2017年のシステム/サービス管理ソフトウェア市場は前年比成長率2.8%で2,707億円
2017年の国内システム/サービス管理ソフトウェア市場は、前年比成長率が2.8%で2,706億7,600万円となった。企業は、基幹業務システムなどのような従来のITシステムの管理に対する投資は維持しつつ、クラウド環境上に新たに構築したITシステムの管理に向けて新たにシステム/サービス管理ソフトウェアを導入している。
クラウド環境上では、特にITリソースやアプリケーションの状況を監視するソフトウェアや、ITサービスのプロビジョニングやワークロード管理を自動化するソフトウェアの導入が拡大している。2017年のベンダー別売上額シェアでは、日立製作所がシェア1位となった。2位にNEC、3位に富士通、4位にIBM、5位に野村総合研究所が続いている。
国内システム/サービス管理ソフトウェア市場の2017年~2022年の年間平均成長率(CAGR:Compound Annual Growth Rate)は4.0%、2022年には3,292億円に達するとIDCでは予測している(参考資料1)。今後、クラウド環境上のITシステムに対する運用管理の需要がさらに拡大し、それによってシステム/サービス管理ソフトウェアの導入が促進されるとIDCではみている。
クラウド環境では、アプリケーションとITサービスの最適化や管理、それに関連する管理プロセスの自動化を実現するソフトウェアの活用が拡大していく。また、もう1つの市場の促進要因として、システムログやパフォーマンスデータなど運用に関連する大量の情報を分析して運用を最適化するITオペレーション分析に対するニーズが増加するとIDCではみている。
ITオペレーション分析ソフトウェアを提供するベンダーのスプランク(Splunk)は、近年著しい成長を遂げている。今は多くのベンダーがITオペレーション分析をソフトウェアあるいはSaaSで提供しており、今後それらを活用する企業が拡大していくとIDCでは考えている。
SaaS採用が拡大し、国内システム/サービス管理SaaS市場は2022年で322億円に
国内では、システム/サービス管理SaaS市場が急成長している(参考資料2)。2017年では前年比成長率が50.5%、売上額が72億300万円となった。インシデント管理や問題管理を行うITサービス管理領域でSaaSの採用が進んでいる。
2017年のSaaS市場でシェア1位となったサービスナウ(ServiceNow)は、ITサービス管理領域を中心に大手企業への導入を拡大し、SaaS市場を牽引している。2017年~2022年のCAGRは34.9%、2022年には322億円に達するとIDCでは予測している。

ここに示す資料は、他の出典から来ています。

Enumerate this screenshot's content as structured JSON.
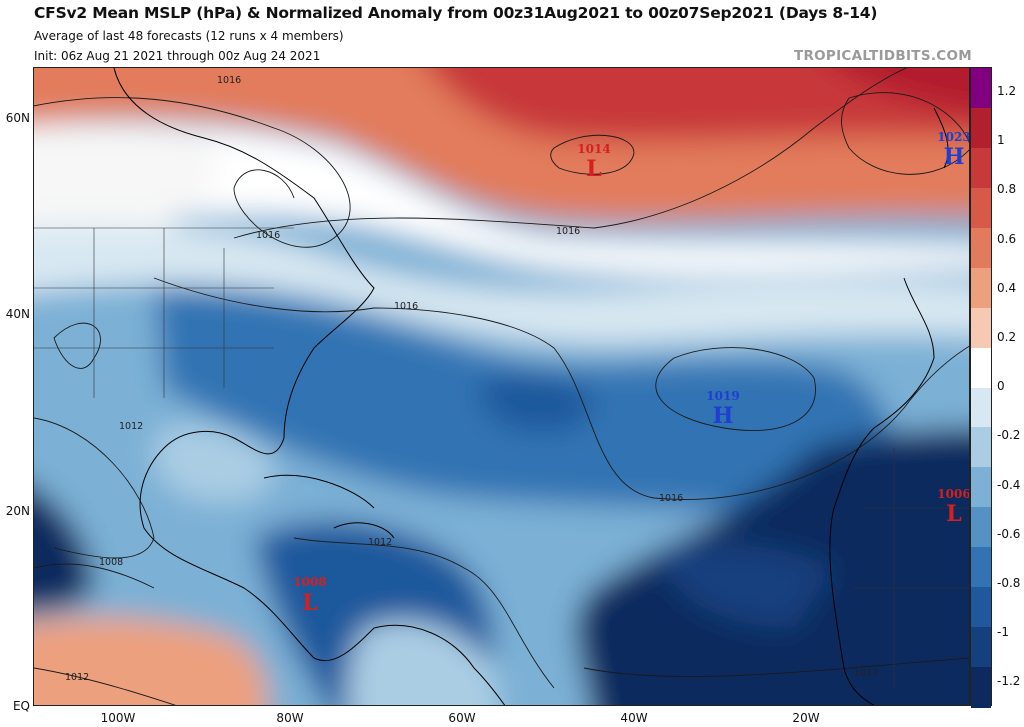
{
  "header": {
    "title": "CFSv2 Mean MSLP (hPa) & Normalized Anomaly from 00z31Aug2021 to 00z07Sep2021 (Days 8-14)",
    "subtitle_1": "Average of last 48 forecasts (12 runs x 4 members)",
    "subtitle_2": "Init: 06z Aug 21 2021 through 00z Aug 24 2021",
    "brand": "TROPICALTIDBITS.COM"
  },
  "axes": {
    "lat_labels": [
      "60N",
      "40N",
      "20N",
      "EQ"
    ],
    "lon_labels": [
      "100W",
      "80W",
      "60W",
      "40W",
      "20W"
    ]
  },
  "colorbar": {
    "labels": [
      "1.2",
      "1",
      "0.8",
      "0.6",
      "0.4",
      "0.2",
      "0",
      "-0.2",
      "-0.4",
      "-0.6",
      "-0.8",
      "-1",
      "-1.2"
    ],
    "colors": [
      "#800080",
      "#b21f2d",
      "#c8393a",
      "#d75a48",
      "#e27b5c",
      "#eda07e",
      "#f6c9b2",
      "#ffffff",
      "#d8e8f2",
      "#aacde4",
      "#7cb0d5",
      "#5592c4",
      "#3373b3",
      "#1f589c",
      "#14407e",
      "#0d2a5e"
    ]
  },
  "systems": [
    {
      "pressure": "1014",
      "letter": "L",
      "color": "#d42020"
    },
    {
      "pressure": "1023",
      "letter": "H",
      "color": "#1f3fd1"
    },
    {
      "pressure": "1019",
      "letter": "H",
      "color": "#1f3fd1"
    },
    {
      "pressure": "1006",
      "letter": "L",
      "color": "#d42020"
    },
    {
      "pressure": "1008",
      "letter": "L",
      "color": "#d42020"
    }
  ],
  "isobar_labels": [
    "1016",
    "1016",
    "1016",
    "1016",
    "1016",
    "1012",
    "1012",
    "1012",
    "1008",
    "1012"
  ]
}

今後はアプリケーションパフォーマンス管理やITオペレーション分析、ITサービス運用の自動化においてもSaaSの採用が拡大するとIDCでは考えている。
IDC Japan ソフトウェア&セキュリティ リサーチマネージャーである入谷光浩氏は、「既に欧米のシステム/サービス管理市場ではSaaSが主流になりつつある。国内ではようやく認知され始めてきた段階であるが、初期コストの低さや保守が必要のないところ、最新の管理機能が使えるところなどSaaSのメリットに気づいた国内企業の導入がこれから急速に増えてくであろう」と述べている。
今回の発表は、IDCが発行したレポート「国内システム/サービス管理ソフトウェア市場シェア、2017年:拡大するSaaS市場」と「国内システム/サービス管理ソフトウェア市場予測、2018年~2022年」にその詳細が報告されている。